Факелы окрасили скалы, деревья, воду в розоватый цвет. Изумленный крик вырвался из груди Тодзи и его дружков. Яркое пламя охватило хижину, превратив ее в громадный огненный шар над их головами.
— Сюда, скорее! — пронзительно вопила Око, будто потеряв рассудок.
Огонь, раздуваемый ветром, метался в бешеной пляске. Око, осыпаемая искрами, была крепко привязана к дереву перед домом.
Разбойники оцепенели, как пораженные громом. Неужели Мусаси ушел? Как? Как ему удалось обмануть их?
Тодзи совсем растерялся.

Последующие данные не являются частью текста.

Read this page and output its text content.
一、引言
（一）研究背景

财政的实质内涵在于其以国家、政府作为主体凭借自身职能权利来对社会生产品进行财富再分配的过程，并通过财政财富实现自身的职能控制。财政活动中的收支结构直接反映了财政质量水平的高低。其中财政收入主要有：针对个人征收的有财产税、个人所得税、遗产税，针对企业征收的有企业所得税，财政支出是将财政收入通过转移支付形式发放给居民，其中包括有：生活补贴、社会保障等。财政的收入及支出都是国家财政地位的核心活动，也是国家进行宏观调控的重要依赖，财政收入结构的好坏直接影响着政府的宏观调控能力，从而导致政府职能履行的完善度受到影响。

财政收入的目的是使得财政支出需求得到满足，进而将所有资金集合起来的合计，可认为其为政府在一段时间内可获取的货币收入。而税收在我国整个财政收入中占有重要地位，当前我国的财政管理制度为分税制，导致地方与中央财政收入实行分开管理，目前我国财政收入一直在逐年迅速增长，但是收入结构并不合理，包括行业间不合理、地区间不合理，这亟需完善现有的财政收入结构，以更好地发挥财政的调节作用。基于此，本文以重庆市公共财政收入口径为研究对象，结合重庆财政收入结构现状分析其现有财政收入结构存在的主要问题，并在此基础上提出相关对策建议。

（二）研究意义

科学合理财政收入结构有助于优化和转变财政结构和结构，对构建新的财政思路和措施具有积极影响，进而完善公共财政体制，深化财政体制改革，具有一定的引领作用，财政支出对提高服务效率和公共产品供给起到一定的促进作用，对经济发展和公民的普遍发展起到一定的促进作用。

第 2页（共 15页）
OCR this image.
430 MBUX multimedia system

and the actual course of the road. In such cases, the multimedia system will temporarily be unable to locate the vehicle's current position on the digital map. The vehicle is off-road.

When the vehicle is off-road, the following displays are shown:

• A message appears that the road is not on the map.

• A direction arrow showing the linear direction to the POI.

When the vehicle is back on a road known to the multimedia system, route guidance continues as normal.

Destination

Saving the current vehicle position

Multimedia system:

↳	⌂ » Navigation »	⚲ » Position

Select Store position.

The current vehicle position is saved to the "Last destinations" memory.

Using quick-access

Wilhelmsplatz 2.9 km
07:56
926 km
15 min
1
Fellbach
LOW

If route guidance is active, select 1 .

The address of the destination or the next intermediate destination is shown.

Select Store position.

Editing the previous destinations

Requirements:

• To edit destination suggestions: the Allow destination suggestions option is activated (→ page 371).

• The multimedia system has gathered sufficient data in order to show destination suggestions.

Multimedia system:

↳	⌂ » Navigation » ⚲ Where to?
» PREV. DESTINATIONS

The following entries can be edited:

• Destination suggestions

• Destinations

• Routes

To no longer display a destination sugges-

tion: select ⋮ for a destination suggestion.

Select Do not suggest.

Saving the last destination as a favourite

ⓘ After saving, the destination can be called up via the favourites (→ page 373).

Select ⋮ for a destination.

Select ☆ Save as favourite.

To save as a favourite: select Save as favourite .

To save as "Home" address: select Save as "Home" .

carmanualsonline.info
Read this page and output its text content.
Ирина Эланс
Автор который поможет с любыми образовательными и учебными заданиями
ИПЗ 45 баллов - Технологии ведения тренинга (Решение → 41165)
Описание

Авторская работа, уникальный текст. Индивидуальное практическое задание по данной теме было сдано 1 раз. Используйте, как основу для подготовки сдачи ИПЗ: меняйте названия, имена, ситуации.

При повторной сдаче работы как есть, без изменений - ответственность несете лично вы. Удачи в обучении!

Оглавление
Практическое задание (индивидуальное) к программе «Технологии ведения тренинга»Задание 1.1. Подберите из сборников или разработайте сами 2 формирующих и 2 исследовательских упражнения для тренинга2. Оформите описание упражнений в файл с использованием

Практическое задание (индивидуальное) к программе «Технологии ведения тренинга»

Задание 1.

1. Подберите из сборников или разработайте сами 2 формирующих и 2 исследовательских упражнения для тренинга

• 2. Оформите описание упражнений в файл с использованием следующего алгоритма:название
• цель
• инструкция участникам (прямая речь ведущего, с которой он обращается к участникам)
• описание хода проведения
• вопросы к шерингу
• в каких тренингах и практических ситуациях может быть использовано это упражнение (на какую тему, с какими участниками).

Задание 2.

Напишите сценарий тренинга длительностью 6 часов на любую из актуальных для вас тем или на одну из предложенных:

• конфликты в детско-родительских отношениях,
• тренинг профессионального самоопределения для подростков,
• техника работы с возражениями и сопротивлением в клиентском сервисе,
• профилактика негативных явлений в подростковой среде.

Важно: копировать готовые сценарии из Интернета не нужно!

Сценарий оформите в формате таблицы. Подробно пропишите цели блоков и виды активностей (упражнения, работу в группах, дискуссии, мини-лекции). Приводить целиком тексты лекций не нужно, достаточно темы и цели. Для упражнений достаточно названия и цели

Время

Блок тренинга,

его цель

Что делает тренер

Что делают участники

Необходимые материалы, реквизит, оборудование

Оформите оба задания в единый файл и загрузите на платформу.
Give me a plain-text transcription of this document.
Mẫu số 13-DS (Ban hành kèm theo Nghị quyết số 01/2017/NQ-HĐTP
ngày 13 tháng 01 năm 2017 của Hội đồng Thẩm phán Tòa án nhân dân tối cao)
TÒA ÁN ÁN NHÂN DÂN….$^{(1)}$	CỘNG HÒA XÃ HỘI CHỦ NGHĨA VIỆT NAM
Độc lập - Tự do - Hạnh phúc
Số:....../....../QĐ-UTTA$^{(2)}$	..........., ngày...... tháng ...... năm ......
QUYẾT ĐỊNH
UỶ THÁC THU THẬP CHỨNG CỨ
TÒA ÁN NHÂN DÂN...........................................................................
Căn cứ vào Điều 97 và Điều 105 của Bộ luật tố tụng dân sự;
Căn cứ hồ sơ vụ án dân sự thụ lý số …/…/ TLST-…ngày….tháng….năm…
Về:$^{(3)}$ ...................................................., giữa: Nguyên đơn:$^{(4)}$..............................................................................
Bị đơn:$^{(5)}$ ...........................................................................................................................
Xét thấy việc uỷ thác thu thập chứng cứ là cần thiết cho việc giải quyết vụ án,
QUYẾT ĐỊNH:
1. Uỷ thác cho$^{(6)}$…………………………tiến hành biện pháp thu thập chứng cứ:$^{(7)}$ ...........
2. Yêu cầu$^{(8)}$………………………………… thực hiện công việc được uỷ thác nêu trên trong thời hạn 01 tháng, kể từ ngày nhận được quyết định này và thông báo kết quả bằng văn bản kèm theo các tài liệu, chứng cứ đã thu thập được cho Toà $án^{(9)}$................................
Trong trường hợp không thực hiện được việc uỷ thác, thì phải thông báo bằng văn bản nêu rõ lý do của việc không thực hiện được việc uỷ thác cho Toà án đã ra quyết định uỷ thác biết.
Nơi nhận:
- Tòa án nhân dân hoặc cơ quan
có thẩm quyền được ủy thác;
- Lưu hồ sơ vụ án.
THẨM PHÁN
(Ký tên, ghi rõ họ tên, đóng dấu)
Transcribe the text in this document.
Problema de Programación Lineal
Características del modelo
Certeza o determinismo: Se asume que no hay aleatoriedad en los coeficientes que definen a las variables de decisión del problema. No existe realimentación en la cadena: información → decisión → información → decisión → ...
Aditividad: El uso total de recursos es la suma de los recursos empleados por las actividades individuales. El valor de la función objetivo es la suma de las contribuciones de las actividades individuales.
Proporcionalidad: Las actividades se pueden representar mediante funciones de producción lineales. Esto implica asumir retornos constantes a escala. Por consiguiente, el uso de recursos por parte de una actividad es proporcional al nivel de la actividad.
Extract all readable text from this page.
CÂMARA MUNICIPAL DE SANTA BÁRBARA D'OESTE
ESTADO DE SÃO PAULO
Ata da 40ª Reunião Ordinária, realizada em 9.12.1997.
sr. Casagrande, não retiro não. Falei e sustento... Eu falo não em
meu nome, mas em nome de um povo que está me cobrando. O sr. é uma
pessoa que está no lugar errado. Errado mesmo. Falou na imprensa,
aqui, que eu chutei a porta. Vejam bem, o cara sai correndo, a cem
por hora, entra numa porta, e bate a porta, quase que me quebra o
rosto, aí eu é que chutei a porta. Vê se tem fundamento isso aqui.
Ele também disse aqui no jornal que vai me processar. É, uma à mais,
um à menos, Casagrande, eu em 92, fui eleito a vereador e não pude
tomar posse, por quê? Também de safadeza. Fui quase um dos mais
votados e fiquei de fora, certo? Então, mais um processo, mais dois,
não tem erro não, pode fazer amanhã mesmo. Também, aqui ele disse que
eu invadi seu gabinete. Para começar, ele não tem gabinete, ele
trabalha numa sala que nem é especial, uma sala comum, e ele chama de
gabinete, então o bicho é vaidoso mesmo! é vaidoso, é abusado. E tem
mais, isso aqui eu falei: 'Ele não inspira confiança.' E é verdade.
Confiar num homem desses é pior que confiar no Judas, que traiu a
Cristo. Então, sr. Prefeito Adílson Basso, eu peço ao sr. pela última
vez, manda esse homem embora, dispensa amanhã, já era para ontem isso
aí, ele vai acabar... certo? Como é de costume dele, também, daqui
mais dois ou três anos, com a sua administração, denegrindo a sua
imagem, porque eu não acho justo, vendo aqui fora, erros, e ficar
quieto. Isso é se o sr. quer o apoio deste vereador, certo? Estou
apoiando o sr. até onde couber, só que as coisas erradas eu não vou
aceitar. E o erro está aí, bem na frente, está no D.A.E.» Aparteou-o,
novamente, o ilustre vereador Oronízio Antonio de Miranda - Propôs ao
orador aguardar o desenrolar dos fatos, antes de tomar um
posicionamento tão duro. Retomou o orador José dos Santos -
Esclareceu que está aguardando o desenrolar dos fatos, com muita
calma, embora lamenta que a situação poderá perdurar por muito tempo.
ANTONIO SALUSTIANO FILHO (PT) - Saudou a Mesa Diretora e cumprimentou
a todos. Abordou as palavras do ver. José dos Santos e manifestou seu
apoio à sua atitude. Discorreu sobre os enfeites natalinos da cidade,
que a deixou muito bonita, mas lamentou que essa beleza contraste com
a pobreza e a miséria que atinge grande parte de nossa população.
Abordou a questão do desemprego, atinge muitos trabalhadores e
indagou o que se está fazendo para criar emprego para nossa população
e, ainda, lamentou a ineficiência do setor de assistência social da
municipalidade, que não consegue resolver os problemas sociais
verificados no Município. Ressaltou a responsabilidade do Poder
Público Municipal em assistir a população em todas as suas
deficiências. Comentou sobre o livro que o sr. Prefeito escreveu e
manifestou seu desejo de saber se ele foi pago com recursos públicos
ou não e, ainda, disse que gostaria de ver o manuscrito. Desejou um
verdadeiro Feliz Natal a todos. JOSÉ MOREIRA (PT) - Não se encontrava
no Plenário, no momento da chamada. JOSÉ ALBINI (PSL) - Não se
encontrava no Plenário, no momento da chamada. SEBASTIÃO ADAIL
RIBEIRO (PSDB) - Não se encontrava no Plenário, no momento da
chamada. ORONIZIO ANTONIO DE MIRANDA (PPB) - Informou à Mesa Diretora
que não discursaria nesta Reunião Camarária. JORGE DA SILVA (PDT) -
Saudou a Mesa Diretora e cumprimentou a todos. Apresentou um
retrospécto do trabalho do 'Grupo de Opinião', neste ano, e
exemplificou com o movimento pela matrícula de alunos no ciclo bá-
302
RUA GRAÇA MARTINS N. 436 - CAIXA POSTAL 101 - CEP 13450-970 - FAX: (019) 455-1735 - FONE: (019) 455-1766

Он даже не послал в погоню. Он слишком много слышал о Мусаси, чтобы ждать удачи от преследования. Разбойники, однако, разбившись на группы, бросились на поиски. Мусаси исчез бесследно.
ИГРА С ОГНЕМ
Тракт Косю, который идет из Сиёдзири на Эдо через провинцию Каи, в отличие от других больших дорог не был обсажен деревьями. В шестнадцатом веке по нему возили военные припасы, у него не было вспомогательных дорог, как у Накасэндо, да и трактом эту дорогу признали недавно.
Путники, следовавшие по этой дороге из Осаки в Эдо, жаловались на нехватку хороших постоялых дворов и чайных. Заказав дорожный обед в коробке, в лучшем случае можно было получить плоские рисовые колобки в бамбуковых листьях, а чаще всего — простые рисовые колобки в сухих дубовых листьях. Несмотря на незатейливость здешней кухни, которая, похоже, не менялась на протяжении сотен лет со времен Фудзивары, постоялые дворы были полны путниками, направлявшимися в Эдо.
Группа путников отдыхала на перевале Коботокэ. Один из них воскликнул: «Еще одна стая!» Он говорил о проститутках, сопровождавших их из Киото в Эдо.
В веселой компании были женщины лет двадцати и постарше и четверо девочек. С ними следовал десяток мужчин, которые не то охраняли путниц, не то прислуживали им. Компания походила на большую семью. За девушками плелось несколько навьюченных скарбом лошадей. Добро было уложено в маленькие корзины и здоровенные сундуки в человеческий рост.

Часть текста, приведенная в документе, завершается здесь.